The first trailer of the new James Bond film, Skyfall, was released this week.
Known for drinking Martinis, in this film it is anticipated Bond will be seen drinking Heineken, as the brand has signed a partnership deal. Heineken's global Skyfall marketing programme will include James Bond actor Daniel Craig in the campaign.
A masterstroke in product placement, the benefit of customers seeing celebrities associated with certain brands is well documented.
But while this may have the short term effect of making the customer aspire to the brand, what is the long term impact on whether that customer stays loyal to the brand?
According to a study released last month, the more other customers look and act like their peers, the more likely it is that the customerwill stay loyal.
Michigan State University marketing expert, Clay Voorhees, who co-authored the study, claims that the presence and behaviour of other customers is just as important as customer service when it comes to brand loyalty.

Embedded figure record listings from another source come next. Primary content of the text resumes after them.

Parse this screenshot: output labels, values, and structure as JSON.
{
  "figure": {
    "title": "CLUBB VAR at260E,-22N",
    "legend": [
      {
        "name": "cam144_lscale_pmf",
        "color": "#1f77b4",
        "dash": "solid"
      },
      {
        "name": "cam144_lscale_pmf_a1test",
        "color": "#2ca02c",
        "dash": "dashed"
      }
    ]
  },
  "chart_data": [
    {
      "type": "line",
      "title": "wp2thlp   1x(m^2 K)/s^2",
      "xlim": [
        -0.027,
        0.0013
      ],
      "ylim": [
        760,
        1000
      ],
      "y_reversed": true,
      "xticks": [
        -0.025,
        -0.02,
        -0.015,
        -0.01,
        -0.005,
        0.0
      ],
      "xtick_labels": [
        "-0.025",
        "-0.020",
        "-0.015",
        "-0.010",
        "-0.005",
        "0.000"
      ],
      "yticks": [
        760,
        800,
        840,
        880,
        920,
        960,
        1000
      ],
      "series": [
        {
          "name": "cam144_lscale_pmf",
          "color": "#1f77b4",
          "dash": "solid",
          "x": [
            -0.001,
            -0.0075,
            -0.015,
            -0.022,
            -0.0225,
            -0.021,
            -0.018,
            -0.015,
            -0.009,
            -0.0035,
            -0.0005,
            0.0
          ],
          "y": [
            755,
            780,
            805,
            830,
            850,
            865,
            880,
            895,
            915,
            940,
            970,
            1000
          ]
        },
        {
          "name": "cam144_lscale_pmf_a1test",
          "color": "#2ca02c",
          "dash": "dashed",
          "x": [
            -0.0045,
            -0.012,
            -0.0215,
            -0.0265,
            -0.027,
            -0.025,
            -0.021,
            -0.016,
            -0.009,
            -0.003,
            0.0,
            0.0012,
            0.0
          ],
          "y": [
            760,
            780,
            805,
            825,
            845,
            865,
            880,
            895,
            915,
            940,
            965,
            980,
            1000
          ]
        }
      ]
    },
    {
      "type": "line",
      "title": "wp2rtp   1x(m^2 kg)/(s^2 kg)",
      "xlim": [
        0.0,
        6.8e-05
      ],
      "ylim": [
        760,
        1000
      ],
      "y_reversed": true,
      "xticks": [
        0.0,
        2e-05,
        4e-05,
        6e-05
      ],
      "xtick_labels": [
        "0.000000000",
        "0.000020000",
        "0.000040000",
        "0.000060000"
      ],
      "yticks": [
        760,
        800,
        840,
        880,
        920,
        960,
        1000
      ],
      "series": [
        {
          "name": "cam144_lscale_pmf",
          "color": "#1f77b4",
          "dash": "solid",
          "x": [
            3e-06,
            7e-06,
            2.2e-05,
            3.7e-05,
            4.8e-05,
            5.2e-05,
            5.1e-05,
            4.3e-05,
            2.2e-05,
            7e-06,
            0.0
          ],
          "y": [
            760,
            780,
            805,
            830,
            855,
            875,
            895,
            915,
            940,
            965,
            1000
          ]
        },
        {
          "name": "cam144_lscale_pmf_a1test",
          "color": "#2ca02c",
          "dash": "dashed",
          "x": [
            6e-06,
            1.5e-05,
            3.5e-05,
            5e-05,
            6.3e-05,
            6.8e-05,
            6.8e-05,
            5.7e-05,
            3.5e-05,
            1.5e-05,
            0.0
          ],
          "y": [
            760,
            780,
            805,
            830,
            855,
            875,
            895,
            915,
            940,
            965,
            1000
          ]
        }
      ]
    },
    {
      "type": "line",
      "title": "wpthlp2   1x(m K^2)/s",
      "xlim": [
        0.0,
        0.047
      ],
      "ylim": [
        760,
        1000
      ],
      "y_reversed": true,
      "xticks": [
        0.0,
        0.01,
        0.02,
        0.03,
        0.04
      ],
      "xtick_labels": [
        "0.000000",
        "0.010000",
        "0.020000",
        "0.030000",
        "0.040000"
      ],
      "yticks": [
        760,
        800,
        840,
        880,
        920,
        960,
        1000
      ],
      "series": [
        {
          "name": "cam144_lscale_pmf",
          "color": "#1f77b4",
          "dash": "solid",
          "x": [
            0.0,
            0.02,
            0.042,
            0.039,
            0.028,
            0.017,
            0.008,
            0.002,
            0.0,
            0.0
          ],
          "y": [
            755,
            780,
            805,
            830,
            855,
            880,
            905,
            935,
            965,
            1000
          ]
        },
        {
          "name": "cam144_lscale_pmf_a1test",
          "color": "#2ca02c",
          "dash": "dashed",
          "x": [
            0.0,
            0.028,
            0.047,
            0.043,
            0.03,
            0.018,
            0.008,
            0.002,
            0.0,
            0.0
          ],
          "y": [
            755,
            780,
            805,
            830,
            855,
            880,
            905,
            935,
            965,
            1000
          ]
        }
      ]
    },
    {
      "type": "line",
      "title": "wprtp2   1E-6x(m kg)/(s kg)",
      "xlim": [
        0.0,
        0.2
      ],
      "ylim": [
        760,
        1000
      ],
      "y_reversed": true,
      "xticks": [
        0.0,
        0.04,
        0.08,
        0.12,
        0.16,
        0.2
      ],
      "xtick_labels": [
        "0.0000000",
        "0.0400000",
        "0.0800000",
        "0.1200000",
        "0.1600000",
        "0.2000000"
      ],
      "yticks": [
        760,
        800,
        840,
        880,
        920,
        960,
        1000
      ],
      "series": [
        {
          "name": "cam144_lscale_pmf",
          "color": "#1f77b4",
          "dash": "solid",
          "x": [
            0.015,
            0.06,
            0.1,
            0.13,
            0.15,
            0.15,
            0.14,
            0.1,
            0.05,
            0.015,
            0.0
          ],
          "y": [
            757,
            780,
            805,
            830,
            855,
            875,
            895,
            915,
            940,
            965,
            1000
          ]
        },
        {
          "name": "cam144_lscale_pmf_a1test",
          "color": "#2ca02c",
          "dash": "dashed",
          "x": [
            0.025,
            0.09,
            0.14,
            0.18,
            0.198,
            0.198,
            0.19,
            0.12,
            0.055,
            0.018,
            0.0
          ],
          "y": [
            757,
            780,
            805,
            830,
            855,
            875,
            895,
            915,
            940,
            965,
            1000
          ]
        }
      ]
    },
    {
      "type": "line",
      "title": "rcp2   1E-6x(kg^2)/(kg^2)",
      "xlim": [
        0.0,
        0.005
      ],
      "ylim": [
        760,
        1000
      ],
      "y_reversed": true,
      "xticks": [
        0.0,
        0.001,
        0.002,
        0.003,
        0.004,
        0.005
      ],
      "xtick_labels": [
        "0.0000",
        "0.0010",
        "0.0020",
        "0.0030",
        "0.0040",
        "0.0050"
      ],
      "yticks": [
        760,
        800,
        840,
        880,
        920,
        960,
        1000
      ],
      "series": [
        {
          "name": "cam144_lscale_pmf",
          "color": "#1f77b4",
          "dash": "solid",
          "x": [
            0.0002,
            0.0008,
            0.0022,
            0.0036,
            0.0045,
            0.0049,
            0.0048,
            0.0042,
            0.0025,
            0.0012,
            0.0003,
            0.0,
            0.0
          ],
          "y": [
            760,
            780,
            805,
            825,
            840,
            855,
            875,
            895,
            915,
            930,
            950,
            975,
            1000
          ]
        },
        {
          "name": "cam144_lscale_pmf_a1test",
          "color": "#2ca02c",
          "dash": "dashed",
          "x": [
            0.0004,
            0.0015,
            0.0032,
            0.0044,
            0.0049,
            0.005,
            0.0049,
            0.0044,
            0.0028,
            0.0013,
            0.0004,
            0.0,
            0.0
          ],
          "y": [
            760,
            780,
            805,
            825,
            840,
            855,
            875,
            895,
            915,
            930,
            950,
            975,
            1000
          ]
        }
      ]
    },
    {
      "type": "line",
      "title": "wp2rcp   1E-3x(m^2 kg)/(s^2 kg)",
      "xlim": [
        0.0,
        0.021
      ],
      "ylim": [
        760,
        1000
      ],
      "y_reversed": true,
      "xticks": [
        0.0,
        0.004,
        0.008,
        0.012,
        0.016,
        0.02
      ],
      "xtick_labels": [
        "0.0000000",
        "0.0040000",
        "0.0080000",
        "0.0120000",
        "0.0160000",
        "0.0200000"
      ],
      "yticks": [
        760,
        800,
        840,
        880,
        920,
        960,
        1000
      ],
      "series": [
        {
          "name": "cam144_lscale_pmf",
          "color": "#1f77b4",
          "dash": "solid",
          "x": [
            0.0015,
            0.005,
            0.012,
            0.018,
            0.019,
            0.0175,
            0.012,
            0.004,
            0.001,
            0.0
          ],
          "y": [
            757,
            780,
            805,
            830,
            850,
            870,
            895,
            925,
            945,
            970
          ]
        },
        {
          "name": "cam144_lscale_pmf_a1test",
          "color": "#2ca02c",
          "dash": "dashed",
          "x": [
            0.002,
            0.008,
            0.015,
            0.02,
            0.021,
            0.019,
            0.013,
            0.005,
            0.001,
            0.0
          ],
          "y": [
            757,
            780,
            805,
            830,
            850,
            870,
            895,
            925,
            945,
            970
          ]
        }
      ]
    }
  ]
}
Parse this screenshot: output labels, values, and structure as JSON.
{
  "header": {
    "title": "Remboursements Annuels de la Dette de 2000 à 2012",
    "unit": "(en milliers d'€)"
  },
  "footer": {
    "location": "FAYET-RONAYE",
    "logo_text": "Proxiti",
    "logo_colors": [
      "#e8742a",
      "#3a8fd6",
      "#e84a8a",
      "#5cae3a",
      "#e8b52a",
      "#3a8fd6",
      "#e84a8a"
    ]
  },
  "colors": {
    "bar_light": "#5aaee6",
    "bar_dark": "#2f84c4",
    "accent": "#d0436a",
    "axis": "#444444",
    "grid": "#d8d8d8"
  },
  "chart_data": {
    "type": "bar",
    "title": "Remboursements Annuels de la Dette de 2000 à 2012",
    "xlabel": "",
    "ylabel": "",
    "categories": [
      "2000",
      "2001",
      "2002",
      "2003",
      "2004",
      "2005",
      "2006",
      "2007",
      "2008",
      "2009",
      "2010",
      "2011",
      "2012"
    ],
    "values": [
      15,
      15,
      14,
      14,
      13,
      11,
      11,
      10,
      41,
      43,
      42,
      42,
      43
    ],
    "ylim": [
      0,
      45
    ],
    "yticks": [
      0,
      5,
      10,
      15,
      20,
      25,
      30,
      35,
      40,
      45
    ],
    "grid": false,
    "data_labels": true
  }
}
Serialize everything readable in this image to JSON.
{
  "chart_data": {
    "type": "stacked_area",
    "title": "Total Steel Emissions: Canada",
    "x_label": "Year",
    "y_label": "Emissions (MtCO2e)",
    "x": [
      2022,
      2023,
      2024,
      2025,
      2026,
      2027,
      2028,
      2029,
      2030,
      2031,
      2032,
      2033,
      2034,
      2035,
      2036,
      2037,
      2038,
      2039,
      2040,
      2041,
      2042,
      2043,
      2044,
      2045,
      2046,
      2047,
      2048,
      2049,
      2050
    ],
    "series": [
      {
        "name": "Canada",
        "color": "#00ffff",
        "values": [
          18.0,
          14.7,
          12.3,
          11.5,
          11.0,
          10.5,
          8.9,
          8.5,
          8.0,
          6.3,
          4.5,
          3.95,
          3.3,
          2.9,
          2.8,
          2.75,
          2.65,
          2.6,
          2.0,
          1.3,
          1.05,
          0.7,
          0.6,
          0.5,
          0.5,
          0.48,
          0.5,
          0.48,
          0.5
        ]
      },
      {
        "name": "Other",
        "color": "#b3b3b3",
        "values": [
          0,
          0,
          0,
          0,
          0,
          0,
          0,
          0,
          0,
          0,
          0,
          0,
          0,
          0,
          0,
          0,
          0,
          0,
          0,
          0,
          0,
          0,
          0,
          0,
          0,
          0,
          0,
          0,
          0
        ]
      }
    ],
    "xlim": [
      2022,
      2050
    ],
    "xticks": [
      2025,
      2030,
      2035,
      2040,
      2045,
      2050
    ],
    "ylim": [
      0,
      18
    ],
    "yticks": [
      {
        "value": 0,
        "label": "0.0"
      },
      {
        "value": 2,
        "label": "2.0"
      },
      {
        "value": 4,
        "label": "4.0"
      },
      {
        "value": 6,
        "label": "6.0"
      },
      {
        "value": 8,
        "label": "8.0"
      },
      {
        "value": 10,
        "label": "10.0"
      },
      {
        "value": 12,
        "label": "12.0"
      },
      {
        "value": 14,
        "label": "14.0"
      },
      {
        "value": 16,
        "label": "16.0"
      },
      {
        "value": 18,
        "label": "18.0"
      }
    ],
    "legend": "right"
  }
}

"We're sizing up other customers all the time," said Voorhees, assistant professor of marketing in the Broad College of Business. "Customers want to be around people they relate to, and the effect that the image of other customers has on loyalty was surprisingly dramatic."
The study, which appeared in the Journal of Retailing, examined the customer loyalty of more than 840 people in three settings – a clothing store, a sit-down restaurant and a theme park.
"Basically, do I feel like they're the same type of person as me?" said Voorhees. "Do they look good? Do they behave? These factors increase the likelihood of people returning to the store."
Voorhees described better managing a portfolio of customers as the "next frontier" for businesses, saying most companies are already good at managing staff and customer service.
While die-hard Bond fans will surely be both shaken and stirred that Bond is to swap his usual tipple for another, what brand wouldn't want to be associated with a character as debonair as Bond?
However choosing someone to be associated with is easy, the problem is that most companies can't choose their customers.
What do you think? How much do customers views of each other impact on brand loyalty?